Although Kramer had a reputation for being cantankerous and personally abrasive, Fauci said that was exactly what made him effective.
“He was very iconoclastic,” Fauci said. “He was theatrical. He was sometimes — not sometimes, but often times — rubs people very much the wrong way, but he got the attention that he needed to make the points that he wanted to make.
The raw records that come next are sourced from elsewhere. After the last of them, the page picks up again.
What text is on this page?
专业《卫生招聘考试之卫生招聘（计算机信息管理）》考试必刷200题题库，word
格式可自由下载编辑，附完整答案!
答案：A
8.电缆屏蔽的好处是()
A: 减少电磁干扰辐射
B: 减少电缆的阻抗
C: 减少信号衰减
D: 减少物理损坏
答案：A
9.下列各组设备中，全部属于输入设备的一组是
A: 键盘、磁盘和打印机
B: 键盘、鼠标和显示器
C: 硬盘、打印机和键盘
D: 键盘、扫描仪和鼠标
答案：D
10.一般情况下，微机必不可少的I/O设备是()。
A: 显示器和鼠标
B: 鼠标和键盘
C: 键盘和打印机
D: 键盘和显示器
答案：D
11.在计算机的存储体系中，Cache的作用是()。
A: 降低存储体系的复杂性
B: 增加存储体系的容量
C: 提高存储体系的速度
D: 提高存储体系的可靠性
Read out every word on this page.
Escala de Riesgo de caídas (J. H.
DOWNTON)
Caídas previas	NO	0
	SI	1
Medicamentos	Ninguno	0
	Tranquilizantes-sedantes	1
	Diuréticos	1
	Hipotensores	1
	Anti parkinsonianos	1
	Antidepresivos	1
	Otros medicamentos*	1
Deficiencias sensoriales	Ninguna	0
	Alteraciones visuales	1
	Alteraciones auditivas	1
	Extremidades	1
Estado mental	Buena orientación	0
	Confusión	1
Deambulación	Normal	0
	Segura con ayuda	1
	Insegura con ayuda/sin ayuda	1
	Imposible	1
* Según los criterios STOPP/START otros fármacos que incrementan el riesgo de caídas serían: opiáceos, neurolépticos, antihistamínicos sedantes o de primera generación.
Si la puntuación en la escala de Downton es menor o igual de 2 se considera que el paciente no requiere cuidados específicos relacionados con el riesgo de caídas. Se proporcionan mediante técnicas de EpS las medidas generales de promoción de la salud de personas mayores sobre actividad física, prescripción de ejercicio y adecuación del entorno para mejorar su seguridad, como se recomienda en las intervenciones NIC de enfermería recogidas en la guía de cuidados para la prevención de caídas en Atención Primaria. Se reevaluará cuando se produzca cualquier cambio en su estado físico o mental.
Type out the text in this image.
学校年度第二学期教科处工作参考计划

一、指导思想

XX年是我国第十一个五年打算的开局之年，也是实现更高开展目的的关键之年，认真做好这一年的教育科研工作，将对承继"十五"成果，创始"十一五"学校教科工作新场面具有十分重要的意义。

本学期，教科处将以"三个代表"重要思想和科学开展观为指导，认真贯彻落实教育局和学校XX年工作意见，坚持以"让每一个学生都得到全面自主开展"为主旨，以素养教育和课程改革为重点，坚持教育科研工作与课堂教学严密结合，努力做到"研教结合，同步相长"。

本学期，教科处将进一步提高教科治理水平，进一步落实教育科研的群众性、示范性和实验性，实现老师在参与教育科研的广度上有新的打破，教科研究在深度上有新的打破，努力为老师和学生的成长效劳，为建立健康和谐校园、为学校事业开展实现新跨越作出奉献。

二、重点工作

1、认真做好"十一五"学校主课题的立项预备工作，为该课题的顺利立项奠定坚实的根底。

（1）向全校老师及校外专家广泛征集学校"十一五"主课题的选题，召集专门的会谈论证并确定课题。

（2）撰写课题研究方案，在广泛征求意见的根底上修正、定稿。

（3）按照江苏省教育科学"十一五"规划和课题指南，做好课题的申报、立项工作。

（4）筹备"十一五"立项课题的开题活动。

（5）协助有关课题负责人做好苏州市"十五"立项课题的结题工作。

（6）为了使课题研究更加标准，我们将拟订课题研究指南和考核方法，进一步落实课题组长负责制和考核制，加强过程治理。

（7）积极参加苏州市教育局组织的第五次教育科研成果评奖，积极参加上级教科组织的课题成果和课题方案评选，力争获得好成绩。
So, you know, every once in a while, a giant among us passes, and I think this is one of those times when somebody who truly was a giant and an icon and a legend passes.”
Kramer wasn’t shy about antagonizing Fauci in recent years, publicly criticizing him for failing to develop a cure for HIV/AIDS. Nonetheless, Fauci said the two continued to be friends, although it was “a complicated relationship.”
“We gradually grew into a very deep and lasting friendship, and a friendship that he wasn’t afraid, even when we were at our very best and closest of still criticizing things that he didn’t think were the way he wanted to see me do things,” Fauci said. “So he wasn’t afraid to push back even at a time when we were close friends.”
Asked by the Blade what was Kramer’s most singularly important act in combatting HIV/AIDS, Fauci identified the late activist’s ability to “organize a group of young people.”
“He was outrageous in some respects, but he brought into his wing a group of young activists who took a very different approach, who took a very analytical approach, a very intellectual approach, a very academic approach,” Fauci said.
Fauci identified Staley, Mark Harrington, Gregg Gonsalves and David Barr as among the HIV activists who were associated with Kramer and “came under his wing.”
“He would shake the cages and they would go and get things done in their interaction,” Fauci said. “So, I think it was a combination of him breaking down the barriers between governments and the activist community but also adding a degree of impact…by training and mentoring young activists.”
Asked what he thinks epidemiologists can learn from Kramer, Fauci said the HIV activist’s teachings are more applicable to others.
“I’m not so sure epidemiologists can learn something,” Fauci said. “But I think people who are involved in response to outbreaks and then you have a disenfranchised community that’s unfortunately…the major target of a particular outbreak that you got to learn from Larry that people speak up and make their voice known even if they’re in some respects disenfranchised. That’s the lesson that Larry learned.”
CORRECTION: An earlier version of this misspelled the name of Gregg Gonsalves. The Blade regrets the error.